Michener students getting a leg-up in quality improvement

James Thurber, 2nd year Genetics Technology student, sees himself playing a key role in quality improvement in his career.
James Thurber, 2nd Genetics Technology student, sees himself playing a key role in quality improvement in his career.

Students at The Michener Institute, an academic partner dedicated to supporting Ontario’s healthcare system, are getting a hands-on introduction into quality improvement (QI) through a new partnership with the Institute for Healthcare Improvement (IHI).

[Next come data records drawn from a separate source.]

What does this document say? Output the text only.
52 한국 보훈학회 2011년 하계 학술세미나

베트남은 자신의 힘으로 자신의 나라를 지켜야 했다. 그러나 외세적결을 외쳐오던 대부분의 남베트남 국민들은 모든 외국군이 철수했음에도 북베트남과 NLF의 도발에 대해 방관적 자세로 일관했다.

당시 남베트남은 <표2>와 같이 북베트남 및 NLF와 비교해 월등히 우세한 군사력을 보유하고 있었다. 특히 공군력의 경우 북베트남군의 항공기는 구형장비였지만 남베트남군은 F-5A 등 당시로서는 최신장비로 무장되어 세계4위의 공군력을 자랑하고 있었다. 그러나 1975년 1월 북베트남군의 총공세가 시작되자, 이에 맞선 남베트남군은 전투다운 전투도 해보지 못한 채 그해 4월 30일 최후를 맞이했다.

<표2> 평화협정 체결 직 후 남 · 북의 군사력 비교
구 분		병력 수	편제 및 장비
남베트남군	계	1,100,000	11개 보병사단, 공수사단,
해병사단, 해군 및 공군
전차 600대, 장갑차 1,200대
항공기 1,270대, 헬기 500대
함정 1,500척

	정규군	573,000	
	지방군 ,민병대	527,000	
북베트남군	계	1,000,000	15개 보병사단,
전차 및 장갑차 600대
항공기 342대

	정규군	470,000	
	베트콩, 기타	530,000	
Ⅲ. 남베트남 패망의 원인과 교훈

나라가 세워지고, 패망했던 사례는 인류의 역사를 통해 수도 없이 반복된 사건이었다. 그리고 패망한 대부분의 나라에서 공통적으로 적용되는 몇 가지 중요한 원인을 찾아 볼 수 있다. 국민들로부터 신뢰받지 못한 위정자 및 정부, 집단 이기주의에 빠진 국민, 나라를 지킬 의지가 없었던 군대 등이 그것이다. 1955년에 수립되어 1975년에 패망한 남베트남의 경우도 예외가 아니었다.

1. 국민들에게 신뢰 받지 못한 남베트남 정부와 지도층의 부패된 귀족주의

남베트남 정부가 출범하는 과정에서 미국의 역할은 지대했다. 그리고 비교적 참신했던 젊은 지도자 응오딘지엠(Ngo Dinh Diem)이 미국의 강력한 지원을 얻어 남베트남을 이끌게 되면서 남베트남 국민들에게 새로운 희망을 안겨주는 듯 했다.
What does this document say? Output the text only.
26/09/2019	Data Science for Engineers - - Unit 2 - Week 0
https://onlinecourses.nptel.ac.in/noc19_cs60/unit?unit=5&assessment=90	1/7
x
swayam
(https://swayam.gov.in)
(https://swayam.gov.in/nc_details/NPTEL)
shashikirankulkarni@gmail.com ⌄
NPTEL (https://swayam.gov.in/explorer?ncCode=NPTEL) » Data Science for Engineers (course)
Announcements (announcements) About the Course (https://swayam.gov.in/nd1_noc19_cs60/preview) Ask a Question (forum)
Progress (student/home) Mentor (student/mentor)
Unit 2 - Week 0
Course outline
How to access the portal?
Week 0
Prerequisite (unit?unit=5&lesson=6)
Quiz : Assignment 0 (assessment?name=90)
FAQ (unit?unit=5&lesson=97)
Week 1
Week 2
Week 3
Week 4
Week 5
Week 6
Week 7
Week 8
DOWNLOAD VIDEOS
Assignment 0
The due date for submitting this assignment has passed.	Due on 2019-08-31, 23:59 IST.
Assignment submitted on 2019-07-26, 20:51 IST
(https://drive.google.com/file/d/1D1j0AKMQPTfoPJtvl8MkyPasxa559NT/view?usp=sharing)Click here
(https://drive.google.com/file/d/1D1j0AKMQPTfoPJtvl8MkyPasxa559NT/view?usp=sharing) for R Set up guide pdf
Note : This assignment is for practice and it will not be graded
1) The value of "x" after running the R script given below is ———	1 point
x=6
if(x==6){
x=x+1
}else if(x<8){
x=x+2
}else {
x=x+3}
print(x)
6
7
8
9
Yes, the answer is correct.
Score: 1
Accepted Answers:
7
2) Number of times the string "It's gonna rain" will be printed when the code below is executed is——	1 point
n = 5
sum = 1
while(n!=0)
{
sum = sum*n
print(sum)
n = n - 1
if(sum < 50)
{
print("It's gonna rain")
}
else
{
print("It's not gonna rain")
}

Launched in July 2014 to first- and second-year students in response to the increasingly important role healthcare professionals play in QI initiatives, the IHI modules equip students with the fundamental knowledge of the principles of quality improvement as they relate to patient safety, system efficiencies, interprofessional development and leadership.

For second-year Genetics Technology student James Thurber, he considers the QI curriculum as having given him the ability to think not just about quality improvement, but how to nurture change in a healthcare setting.

“Genetics is a rapidly expanding field and thus testing methods can change rapidly with new technology such as next generation sequencing. Therefore I see that my role is to work with my colleagues to identify ways we can constantly improve testing methods by implementing new technologies and tactics into our work,” says James. “The curriculum helped me understand how to properly integrate change opportunities into the healthcare environment.”

Ultrasound student Christine Jones agrees. Christine also participated in the QI curriculum and saw immediate applications for her as she takes the first steps towards her career in sonography.

“Quality improvement will be largely focused on increasing efficiencies to reduce wait times, a common theme in healthcare,” says Christine. “This curriculum is valuable because it shows students how to solve problems that occur specifically in healthcare. The module took us step by step through different case studies which showed us how to apply learnings from the past to future scenarios.”

Valued as an increasing priority in clinical practice, quality improvement principles are focused on creating patient-centered, interdisciplinary approaches to enhancing patient care. Michener now joins a growing list of organizations in Canada that have adopted the QI curriculum, rolling out the curriculum across all of its full-time applied health sciences programs.

In 2013, Marc Potvin, Manager, Academic Business Development at Michener began exploring how to integrate QI more fulsomely into Michener’s academic curriculum. He believes that QI projects “are not top-down projects but have processes that are actually led by front line staff. It would make sense, then, that the same healthcare professionals who deliver patient care should be the same people involved in quality and system improvement initiatives.”

The systematic approach towards quality improvement uses evidence-based best practices to empower front line staff to contribute to improved patient care and a stronger healthcare system. “Through the IHI partnership, Michener offers a high-quality, flexible online QI curriculum with tests that are progressive, cumulative and highly applicable,” says Marc. The development of the QI curriculum was supported by the University of Toronto’s IHI Open School Chapter.

Additionally, the curriculum teaches students about the transferability of QI concepts, which can be applied from one clinical environment to another. By partnering with the IHI, Michener students are now gaining the foundational knowledge to enhance patient experiences, system efficiency and safety through new applications of system design and leadership.

“The QI curriculum has given me a distinct advantage as I now have confidence to apply my learnings in a practical way and to make an immediate contribution to QI in the workplace,” adds Christine.